MORAY WENT A LITTLE CRAZY yesterday when the Royal Navy’s new flagship HMS Queen Elizabeth came into view for the first time.
News travelled fast around the region as people flocked for a glimpse of the aircraft carrier as she continued her sea trials off the Moray coast.
The largest vessel ever built for the Royal Navy may have been no closer than eight miles off the coast, but those with binoculars and long lenses were able to look on as she twisted and turned in manoeuvres designed to test her capabilities.
Merlin helicopters from 820 Naval Air Squadron, current deployed at RAF Lossiemouth, buzzed around their flagship while several private boats crept out for a closer look – but, wisely, keeping their distance.
Standing at Lossiemouth’s West Beach was Malcolm Turner – ironically, from Portsmouth where he expects to see the Queen Elizabeth regularly: “I was checking insideMORAY’s Facebook group when I noted the messages on Tuesday about HMS Queen Elizabeth being in the vicinity.

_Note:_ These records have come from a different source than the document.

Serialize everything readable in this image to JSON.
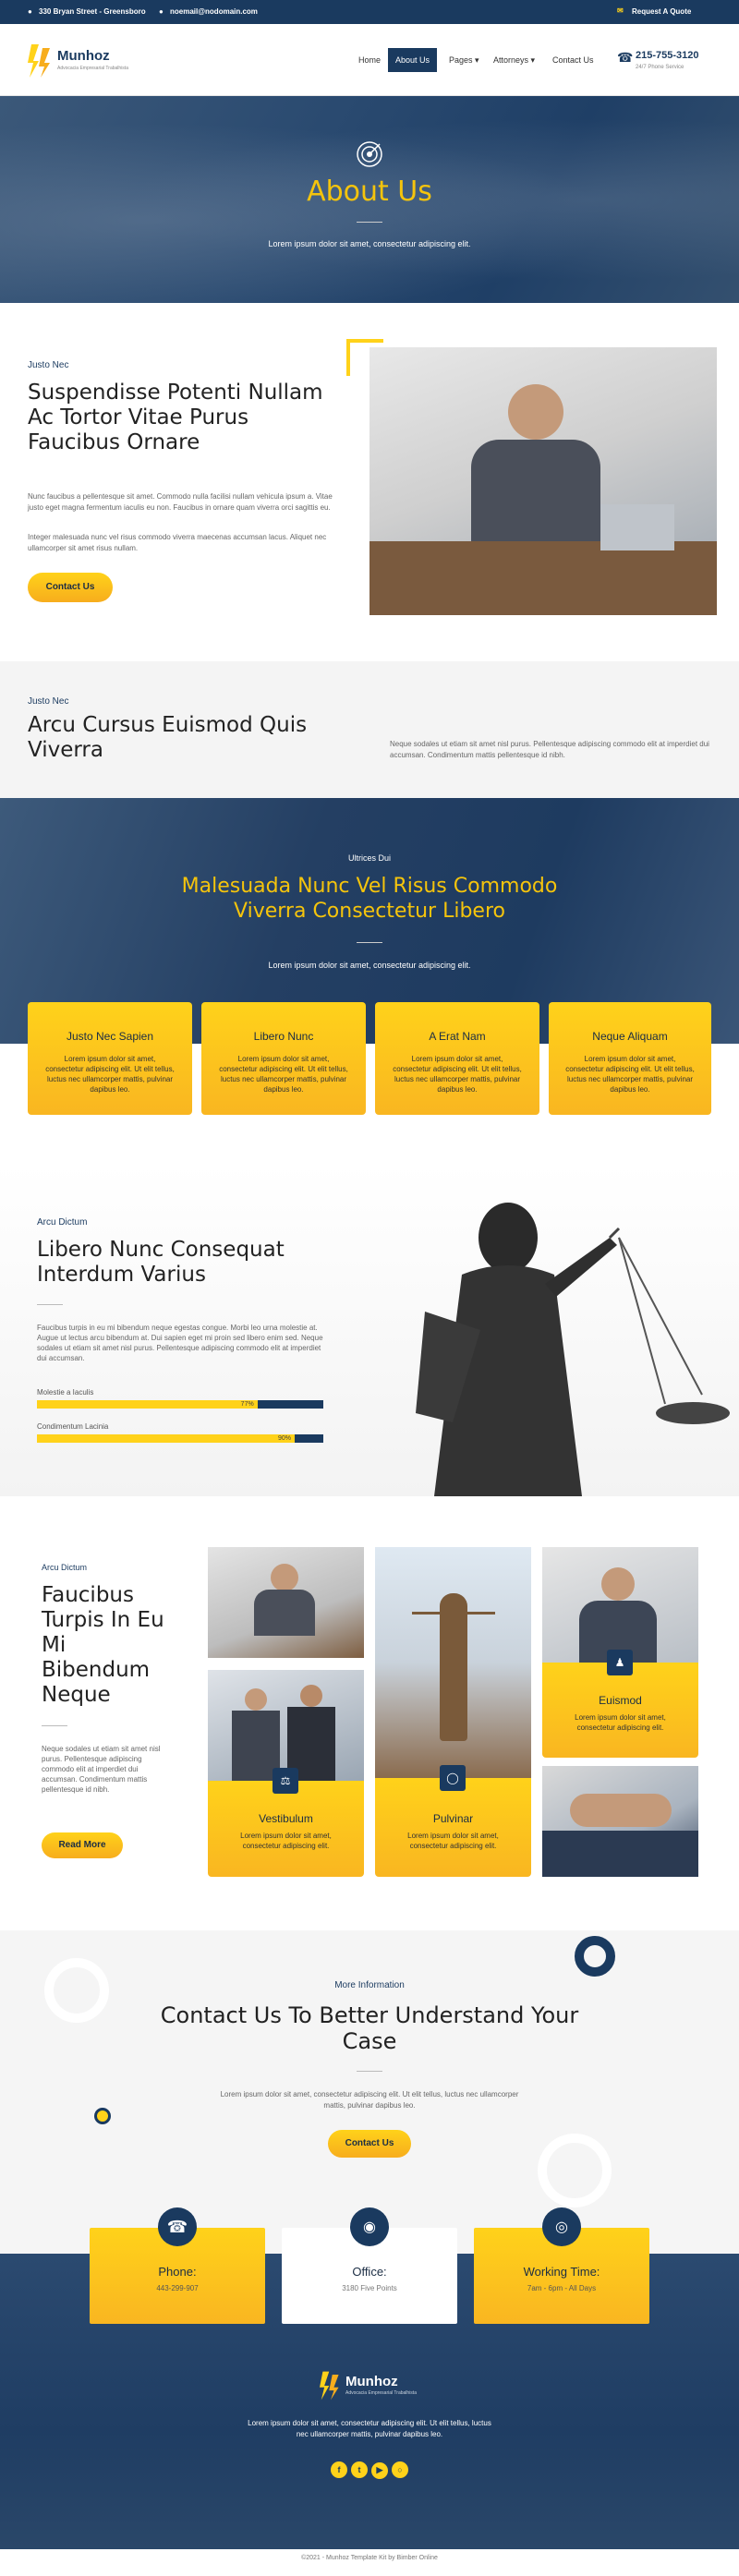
{
  "topbar": {
    "address": "330 Bryan Street - Greensboro",
    "email": "noemail@nodomain.com",
    "quote": "Request A Quote"
  },
  "brand": {
    "name": "Munhoz",
    "tagline": "Advocacia Empresarial Trabalhista",
    "phone": "215-755-3120",
    "phone_note": "24/7 Phone Service"
  },
  "nav": {
    "items": [
      {
        "label": "Home"
      },
      {
        "label": "About Us"
      },
      {
        "label": "Pages"
      },
      {
        "label": "Attorneys"
      },
      {
        "label": "Contact Us"
      }
    ]
  },
  "hero": {
    "title": "About Us",
    "subtitle": "Lorem ipsum dolor sit amet, consectetur adipiscing elit."
  },
  "intro": {
    "eyebrow": "Justo Nec",
    "heading": "Suspendisse Potenti Nullam Ac Tortor Vitae Purus Faucibus Ornare",
    "p1": "Nunc faucibus a pellentesque sit amet. Commodo nulla facilisi nullam vehicula ipsum a. Vitae justo eget magna fermentum iaculis eu non. Faucibus in ornare quam viverra orci sagittis eu.",
    "p2": "Integer malesuada nunc vel risus commodo viverra maecenas accumsan lacus. Aliquet nec ullamcorper sit amet risus nullam.",
    "button": "Contact Us"
  },
  "strip": {
    "eyebrow": "Justo Nec",
    "heading": "Arcu Cursus Euismod Quis Viverra",
    "text": "Neque sodales ut etiam sit amet nisl purus. Pellentesque adipiscing commodo elit at imperdiet dui accumsan. Condimentum mattis pellentesque id nibh."
  },
  "services": {
    "eyebrow": "Ultrices Dui",
    "heading": "Malesuada Nunc Vel Risus Commodo Viverra Consectetur Libero",
    "subtitle": "Lorem ipsum dolor sit amet, consectetur adipiscing elit.",
    "cards": [
      {
        "title": "Justo Nec Sapien",
        "text": "Lorem ipsum dolor sit amet, consectetur adipiscing elit. Ut elit tellus, luctus nec ullamcorper mattis, pulvinar dapibus leo."
      },
      {
        "title": "Libero Nunc",
        "text": "Lorem ipsum dolor sit amet, consectetur adipiscing elit. Ut elit tellus, luctus nec ullamcorper mattis, pulvinar dapibus leo."
      },
      {
        "title": "A Erat Nam",
        "text": "Lorem ipsum dolor sit amet, consectetur adipiscing elit. Ut elit tellus, luctus nec ullamcorper mattis, pulvinar dapibus leo."
      },
      {
        "title": "Neque Aliquam",
        "text": "Lorem ipsum dolor sit amet, consectetur adipiscing elit. Ut elit tellus, luctus nec ullamcorper mattis, pulvinar dapibus leo."
      }
    ]
  },
  "skills": {
    "eyebrow": "Arcu Dictum",
    "heading": "Libero Nunc Consequat Interdum Varius",
    "text": "Faucibus turpis in eu mi bibendum neque egestas congue. Morbi leo urna molestie at. Augue ut lectus arcu bibendum at. Dui sapien eget mi proin sed libero enim sed. Neque sodales ut etiam sit amet nisl purus. Pellentesque adipiscing commodo elit at imperdiet dui accumsan.",
    "bars": [
      {
        "label": "Molestie a Iaculis",
        "percent": 77,
        "text": "77%"
      },
      {
        "label": "Condimentum Lacinia",
        "percent": 90,
        "text": "90%"
      }
    ]
  },
  "practice": {
    "eyebrow": "Arcu Dictum",
    "heading": "Faucibus Turpis In Eu Mi Bibendum Neque",
    "text": "Neque sodales ut etiam sit amet nisl purus. Pellentesque adipiscing commodo elit at imperdiet dui accumsan. Condimentum mattis pellentesque id nibh.",
    "button": "Read More",
    "cards": [
      {
        "title": "Vestibulum",
        "text": "Lorem ipsum dolor sit amet, consectetur adipiscing elit."
      },
      {
        "title": "Pulvinar",
        "text": "Lorem ipsum dolor sit amet, consectetur adipiscing elit."
      },
      {
        "title": "Euismod",
        "text": "Lorem ipsum dolor sit amet, consectetur adipiscing elit."
      }
    ]
  },
  "contact": {
    "eyebrow": "More Information",
    "heading": "Contact Us To Better Understand Your Case",
    "text": "Lorem ipsum dolor sit amet, consectetur adipiscing elit. Ut elit tellus, luctus nec ullamcorper mattis, pulvinar dapibus leo.",
    "button": "Contact Us",
    "boxes": [
      {
        "title": "Phone:",
        "value": "443-299-907"
      },
      {
        "title": "Office:",
        "value": "3180 Five Points"
      },
      {
        "title": "Working Time:",
        "value": "7am - 6pm - All Days"
      }
    ]
  },
  "footer": {
    "text": "Lorem ipsum dolor sit amet, consectetur adipiscing elit. Ut elit tellus, luctus nec ullamcorper mattis, pulvinar dapibus leo.",
    "copyright": "©2021 - Munhoz Template Kit by Bimber Online"
  },
  "colors": {
    "navy": "#1a3a5f",
    "yellow": "#ffd21a",
    "gold": "#f7ad1d"
  }
}
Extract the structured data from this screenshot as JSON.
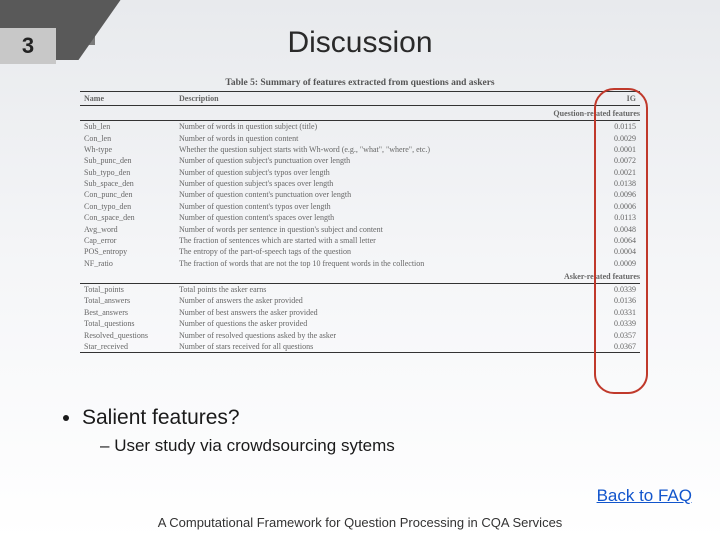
{
  "page_number": "3",
  "title": "Discussion",
  "table": {
    "caption": "Table 5: Summary of features extracted from questions and askers",
    "columns": [
      "Name",
      "Description",
      "IG"
    ],
    "section1_title": "Question-related features",
    "section2_title": "Asker-related features",
    "q_rows": [
      {
        "name": "Sub_len",
        "desc": "Number of words in question subject (title)",
        "ig": "0.0115"
      },
      {
        "name": "Con_len",
        "desc": "Number of words in question content",
        "ig": "0.0029"
      },
      {
        "name": "Wh-type",
        "desc": "Whether the question subject starts with Wh-word (e.g., \"what\", \"where\", etc.)",
        "ig": "0.0001"
      },
      {
        "name": "Sub_punc_den",
        "desc": "Number of question subject's punctuation over length",
        "ig": "0.0072"
      },
      {
        "name": "Sub_typo_den",
        "desc": "Number of question subject's typos over length",
        "ig": "0.0021"
      },
      {
        "name": "Sub_space_den",
        "desc": "Number of question subject's spaces over length",
        "ig": "0.0138"
      },
      {
        "name": "Con_punc_den",
        "desc": "Number of question content's punctuation over length",
        "ig": "0.0096"
      },
      {
        "name": "Con_typo_den",
        "desc": "Number of question content's typos over length",
        "ig": "0.0006"
      },
      {
        "name": "Con_space_den",
        "desc": "Number of question content's spaces over length",
        "ig": "0.0113"
      },
      {
        "name": "Avg_word",
        "desc": "Number of words per sentence in question's subject and content",
        "ig": "0.0048"
      },
      {
        "name": "Cap_error",
        "desc": "The fraction of sentences which are started with a small letter",
        "ig": "0.0064"
      },
      {
        "name": "POS_entropy",
        "desc": "The entropy of the part-of-speech tags of the question",
        "ig": "0.0004"
      },
      {
        "name": "NF_ratio",
        "desc": "The fraction of words that are not the top 10 frequent words in the collection",
        "ig": "0.0009"
      }
    ],
    "a_rows": [
      {
        "name": "Total_points",
        "desc": "Total points the asker earns",
        "ig": "0.0339"
      },
      {
        "name": "Total_answers",
        "desc": "Number of answers the asker provided",
        "ig": "0.0136"
      },
      {
        "name": "Best_answers",
        "desc": "Number of best answers the asker provided",
        "ig": "0.0331"
      },
      {
        "name": "Total_questions",
        "desc": "Number of questions the asker provided",
        "ig": "0.0339"
      },
      {
        "name": "Resolved_questions",
        "desc": "Number of resolved questions asked by the asker",
        "ig": "0.0357"
      },
      {
        "name": "Star_received",
        "desc": "Number of stars received for all questions",
        "ig": "0.0367"
      }
    ]
  },
  "bullet_main": "Salient features?",
  "bullet_sub": "User study via crowdsourcing sytems",
  "back_link": "Back to FAQ",
  "footer": "A Computational Framework for Question Processing in CQA Services"
}
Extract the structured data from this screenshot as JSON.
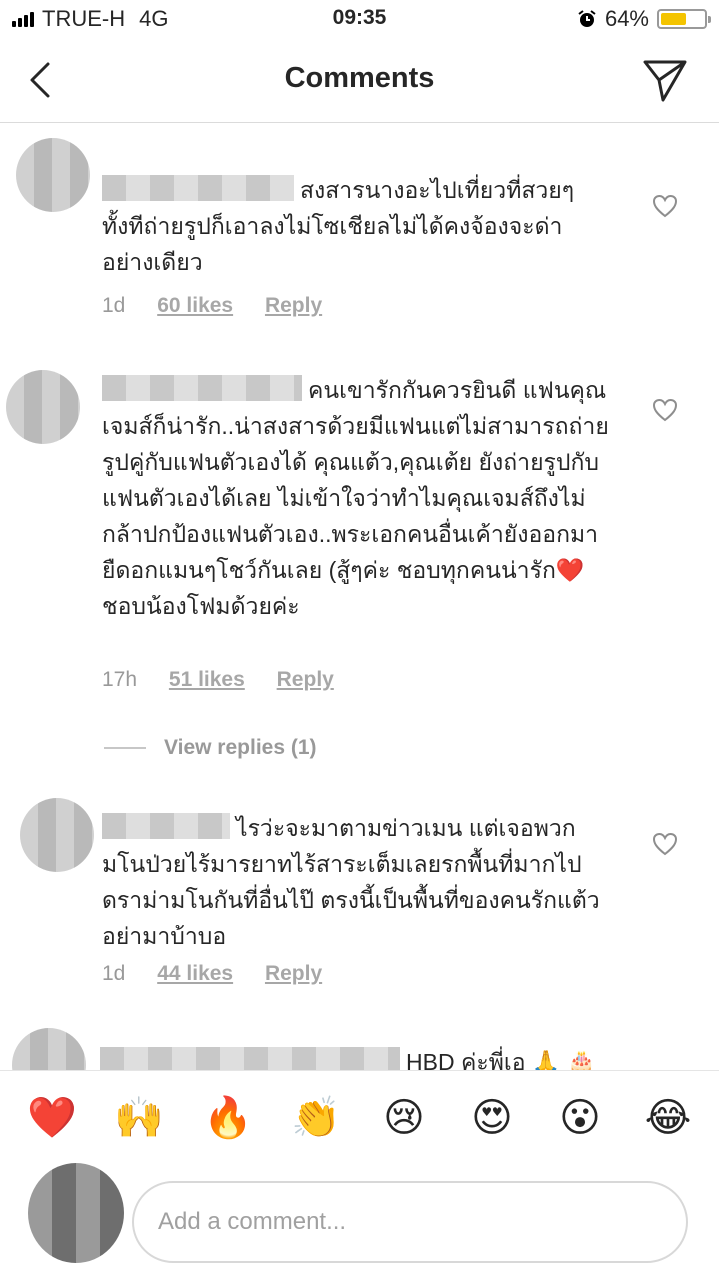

“She looked quite magnificent through my binoculars – a fantastic sight. The interest in her is amazing but what you would expect from a very military-orientated place, I first came here when I was in the Navy myself and have been coming back every chance I get.”
HMS Queen Elizabeth is expected to remain on the Moray Firth or nearby throughout her current six-week sea trials.
Meanwhile the Navy ship will be joined today at Invergordon by her cruise ship namesake. The cruise liner Queen Elizabeth was capture by insideMORAY at 5.30am this morning cruising past Lossiemouth – heading for the Highland port where she will pass HMS Queen Elizabeth, currently anchored nearby on the Moray Firth.